Льстивостью, нахрапцем Долгополов сумел выклянчить у хозяина два изрядных тюрючка красок и сто рублей наличными деньгами.
2
Мороз крепчал. На базаре крик, гам, толчея. Долгополова за полы хватают, всяк рвёт покупателя к себе:
— А вот поросёночек, а вот!..
Купил Долгополов живого поросёнка, взвалил в мешке на загорбок и посеменил мелкими шажками к воеводе. «Первеющее дело — пашпорт. А ну как не даст?..»
Воевода Ржева-города всем воеводам воевода, секунд-майор Сергей Онуфриевич Сухожилин, а по прозванью «Таракан». Такое от народа прозвище он получил не зря и вовсе не за свою наружность, а по причине практичного, во благо градожителей, ума. Но об этом замечательном событии мы своевременно читателей оповестим.

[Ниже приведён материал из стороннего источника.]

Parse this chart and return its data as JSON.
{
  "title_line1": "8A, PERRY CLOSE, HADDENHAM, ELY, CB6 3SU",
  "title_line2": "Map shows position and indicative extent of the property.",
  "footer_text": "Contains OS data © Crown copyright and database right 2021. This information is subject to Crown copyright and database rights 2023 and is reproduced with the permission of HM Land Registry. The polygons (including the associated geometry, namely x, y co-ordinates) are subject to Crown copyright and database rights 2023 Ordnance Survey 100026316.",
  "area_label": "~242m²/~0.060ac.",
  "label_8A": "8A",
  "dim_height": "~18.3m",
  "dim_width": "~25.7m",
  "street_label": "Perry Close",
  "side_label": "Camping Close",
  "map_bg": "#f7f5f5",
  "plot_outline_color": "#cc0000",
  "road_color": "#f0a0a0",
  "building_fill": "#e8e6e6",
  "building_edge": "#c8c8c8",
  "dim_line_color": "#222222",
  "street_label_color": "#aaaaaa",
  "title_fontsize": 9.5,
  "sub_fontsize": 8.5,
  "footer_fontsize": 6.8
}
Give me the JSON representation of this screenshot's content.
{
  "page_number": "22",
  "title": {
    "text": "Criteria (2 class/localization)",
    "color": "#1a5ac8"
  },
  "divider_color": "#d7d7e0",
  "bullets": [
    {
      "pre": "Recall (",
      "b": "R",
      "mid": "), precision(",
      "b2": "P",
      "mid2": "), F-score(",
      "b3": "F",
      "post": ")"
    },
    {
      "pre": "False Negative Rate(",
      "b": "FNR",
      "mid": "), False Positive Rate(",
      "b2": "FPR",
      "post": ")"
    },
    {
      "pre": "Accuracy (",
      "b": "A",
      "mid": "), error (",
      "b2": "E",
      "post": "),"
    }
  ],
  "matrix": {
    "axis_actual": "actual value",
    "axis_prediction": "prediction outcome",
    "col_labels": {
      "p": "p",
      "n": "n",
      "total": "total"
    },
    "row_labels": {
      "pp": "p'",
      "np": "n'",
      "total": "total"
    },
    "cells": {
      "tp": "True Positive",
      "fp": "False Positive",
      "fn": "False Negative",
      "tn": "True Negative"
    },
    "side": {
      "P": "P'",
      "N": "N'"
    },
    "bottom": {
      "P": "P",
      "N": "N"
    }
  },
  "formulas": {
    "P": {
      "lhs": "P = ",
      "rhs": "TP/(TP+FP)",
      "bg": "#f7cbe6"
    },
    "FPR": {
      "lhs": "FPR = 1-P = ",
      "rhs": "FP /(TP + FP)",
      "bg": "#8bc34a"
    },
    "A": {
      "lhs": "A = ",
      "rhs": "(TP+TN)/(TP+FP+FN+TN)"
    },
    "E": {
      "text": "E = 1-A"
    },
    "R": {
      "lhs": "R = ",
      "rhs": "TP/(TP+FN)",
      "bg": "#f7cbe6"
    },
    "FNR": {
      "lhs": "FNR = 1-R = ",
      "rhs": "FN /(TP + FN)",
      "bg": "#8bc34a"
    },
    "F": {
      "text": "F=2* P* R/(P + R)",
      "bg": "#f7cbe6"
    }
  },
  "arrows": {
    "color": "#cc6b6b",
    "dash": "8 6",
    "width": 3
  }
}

Воевода Сухожилин-Таракан — сын полка, он в армии Елизаветы дослужился до сержанта, а по хлопотам проживавшей во Ржеве княгини Хилковой был произведён в офицерский чин и назначен ржевским воеводой. Несёт он бремя службы вот уже двадцать лет, сначала был корпусом строен, затем стал богатеть, толстеть. Сначала ходил бритым, в парике, затем, махнув рукой на приказ, отпустил бородищу и лохматые волосы, как у кержака. Нрав у воеводы крутой, горячий, глаза завидущие, руки загребущие, да к тому же и добрым разумом не наделил его господь, водились за ним такие фокусы, что — ах! Но милостию божией, доброхотным заступлением престарелой княгини Хилковой, а наипаче через взятку златом, снедью и чем попало, воевода Таракан всякий раз выходил из-под суда бел и чист, аки снег блистающий. Слава тебе, господин, и тебе, княгиня, и вам, продажные суды, продажные души, великая слава и честь во веки веков. Аминь.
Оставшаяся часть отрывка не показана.